Guam has the largest number of migrants from the freely associated states of Micronesia, according to a 2018 survey conducted by the U.S. Census Bureau.

The Census Bureau estimates that in 2018 there were 38,114 COFA migrants living in the four COFA jurisdictions of American Samoa, the Commonwealth of the Northern Mariana Islands, Guam and Hawaii.

The 2018 Estimates of Compact of Free Association Migrants report recorded 18,874 COFA migrants on Guam. Compact migrants make up about 11% of Guam’s population.

It’s not an exaggeration that the island’s public services have been stretched to the breaking point. We can see children in dilapidated public schools and patients in a public hospital that is literally falling apart.

Since the Compacts were renegotiated in 2003, Congress has provided $30 million annually to be divided among the U.S. host jurisdictions. Guam’s share has averaged about $15 million annually, but the government of Guam has reported costs of more than $100 million a year.

We support Gov. Lou Leon Guerrero’s efforts to communicate concerns and recommendations to the U.S. government, especially her bid to have Guam included in the negotiations.

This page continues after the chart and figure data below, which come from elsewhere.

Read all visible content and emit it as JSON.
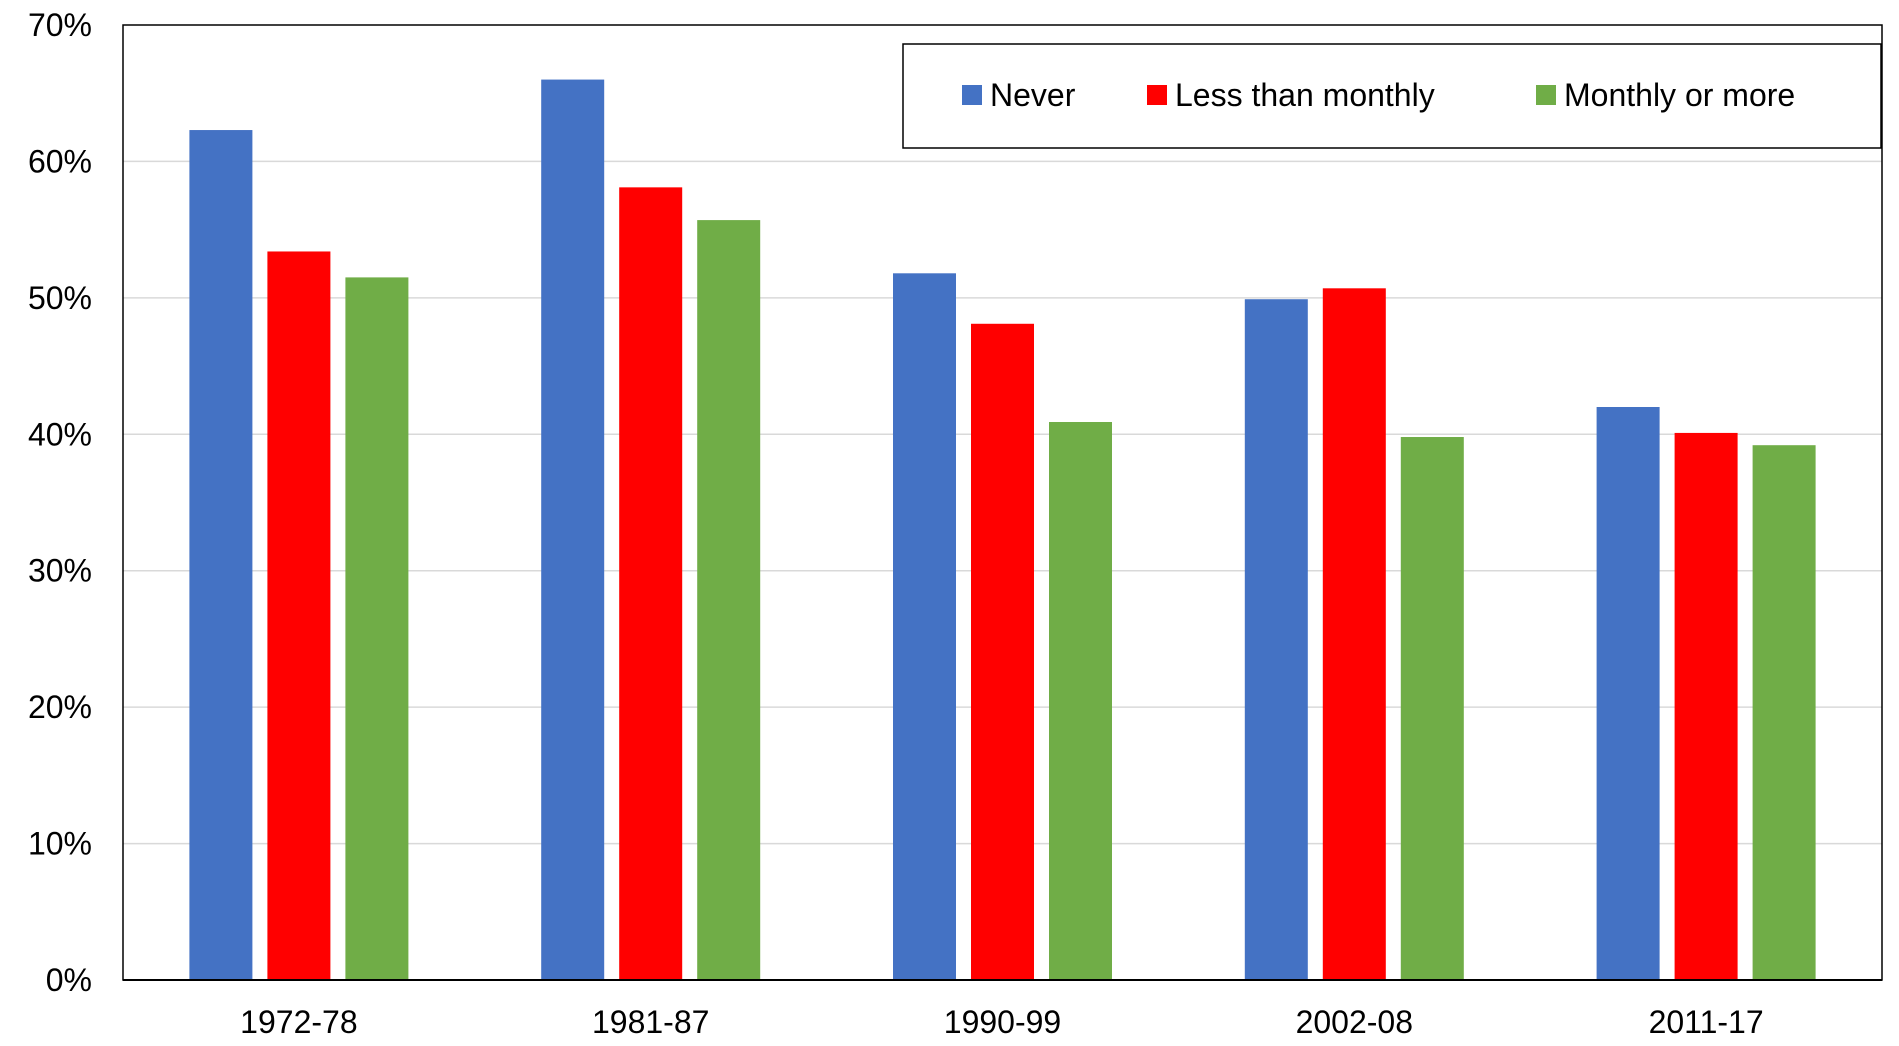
{
  "chart_data": {
    "type": "bar",
    "categories": [
      "1972-78",
      "1981-87",
      "1990-99",
      "2002-08",
      "2011-17"
    ],
    "series": [
      {
        "name": "Never",
        "color": "#4472C4",
        "values": [
          62.3,
          66.0,
          51.8,
          49.9,
          42.0
        ]
      },
      {
        "name": "Less than monthly",
        "color": "#FF0000",
        "values": [
          53.4,
          58.1,
          48.1,
          50.7,
          40.1
        ]
      },
      {
        "name": "Monthly or more",
        "color": "#70AD47",
        "values": [
          51.5,
          55.7,
          40.9,
          39.8,
          39.2
        ]
      }
    ],
    "ylim": [
      0,
      70
    ],
    "yticks": [
      "0%",
      "10%",
      "20%",
      "30%",
      "40%",
      "50%",
      "60%",
      "70%"
    ],
    "grid": true,
    "legend_position": "top-right"
  }
}
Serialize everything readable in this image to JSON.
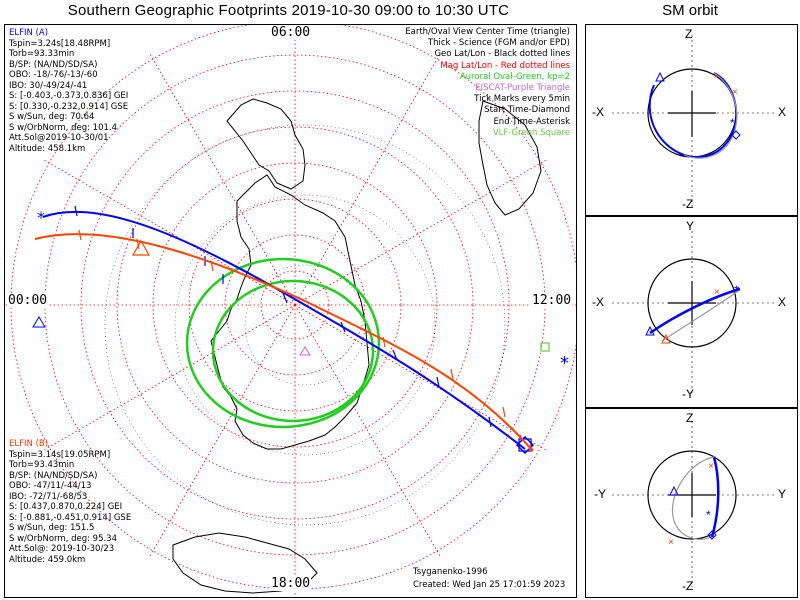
{
  "title": "Southern Geographic Footprints 2019-10-30 09:00 to 10:30 UTC",
  "sm_title": "SM orbit",
  "clock_labels": {
    "top": "06:00",
    "left": "00:00",
    "right": "12:00",
    "bottom": "18:00"
  },
  "elfin_a": {
    "header": "ELFIN (A)",
    "lines": [
      "Tspin=3.24s[18.48RPM]",
      "Torb=93.33min",
      "B/SP: (NA/ND/SD/SA)",
      "OBO: -18/-76/-13/-60",
      "IBO: 30/-49/24/-41",
      "S: [-0.403,-0.373,0.836] GEI",
      "S: [0.330,-0.232,0.914] GSE",
      "S w/Sun, deg: 70.64",
      "S w/OrbNorm, deg: 101.4",
      "Att.Sol@2019-10-30/01",
      "Altitude: 458.1km"
    ],
    "color": "#0000ff"
  },
  "elfin_b": {
    "header": "ELFIN (B)",
    "lines": [
      "Tspin=3.14s[19.05RPM]",
      "Torb=93.43min",
      "B/SP: (NA/ND/SD/SA)",
      "OBO: -47/11/-44/13",
      "IBO: -72/71/-68/53",
      "S: [0.437,0.870,0.224] GEI",
      "S: [-0.881,-0.451,0.914] GSE",
      "S w/Sun, deg: 151.5",
      "S w/OrbNorm, deg: 95.34",
      "Att.Sol@: 2019-10-30/23",
      "Altitude: 459.0km"
    ],
    "color": "#ff4400"
  },
  "legend": [
    {
      "text": "Earth/Oval View Center Time (triangle)",
      "color": "#000000"
    },
    {
      "text": "Thick - Science (FGM and/or EPD)",
      "color": "#000000"
    },
    {
      "text": "Geo Lat/Lon - Black dotted lines",
      "color": "#000000"
    },
    {
      "text": "Mag Lat/Lon - Red dotted lines",
      "color": "#ff0000"
    },
    {
      "text": "Auroral Oval-Green, kp=2",
      "color": "#22cc22"
    },
    {
      "text": "EISCAT-Purple Triangle",
      "color": "#cc66cc"
    },
    {
      "text": "Tick Marks every 5min",
      "color": "#000000"
    },
    {
      "text": "Start Time-Diamond",
      "color": "#000000"
    },
    {
      "text": "End Time-Asterisk",
      "color": "#000000"
    },
    {
      "text": "VLF-Green Square",
      "color": "#66cc44"
    }
  ],
  "credit": {
    "model": "Tsyganenko-1996",
    "created": "Created: Wed Jan 25 17:01:59 2023"
  },
  "sm_panels": [
    {
      "top": "Z",
      "bottom": "-Z",
      "left": "-X",
      "right": "X"
    },
    {
      "top": "Y",
      "bottom": "-Y",
      "left": "-X",
      "right": "X"
    },
    {
      "top": "Z",
      "bottom": "-Z",
      "left": "-Y",
      "right": "Y"
    }
  ],
  "colors": {
    "elfin_a": "#0000ff",
    "elfin_b": "#ff4400",
    "grid": "#ff0000",
    "oval": "#22cc22",
    "geo_grid": "#000000"
  }
}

With Compact renewal negotiations scheduled for 2023, now is the time for Guam to make its case to be included in the discussions. While it may be unlikely for Guam to be a participant in negotiations held between heads of state, it is probable that the island could get an observer role. This role could help Guam stay informed so that it could immediately correct any inaccuracies or misconceptions, which have hampered fair reimbursement.

GovGuam has asked the U.S. government for fair compensation, but the feds have countered that the Compact-impact reporting is unreliable. This is a shame.

The freely associated states have strategic importance in U.S. defense policy, which includes Guam, but the U.S. government must act responsibly to the host jurisdictions. The U.S. government can take a step by giving Guam a role in the negotiations.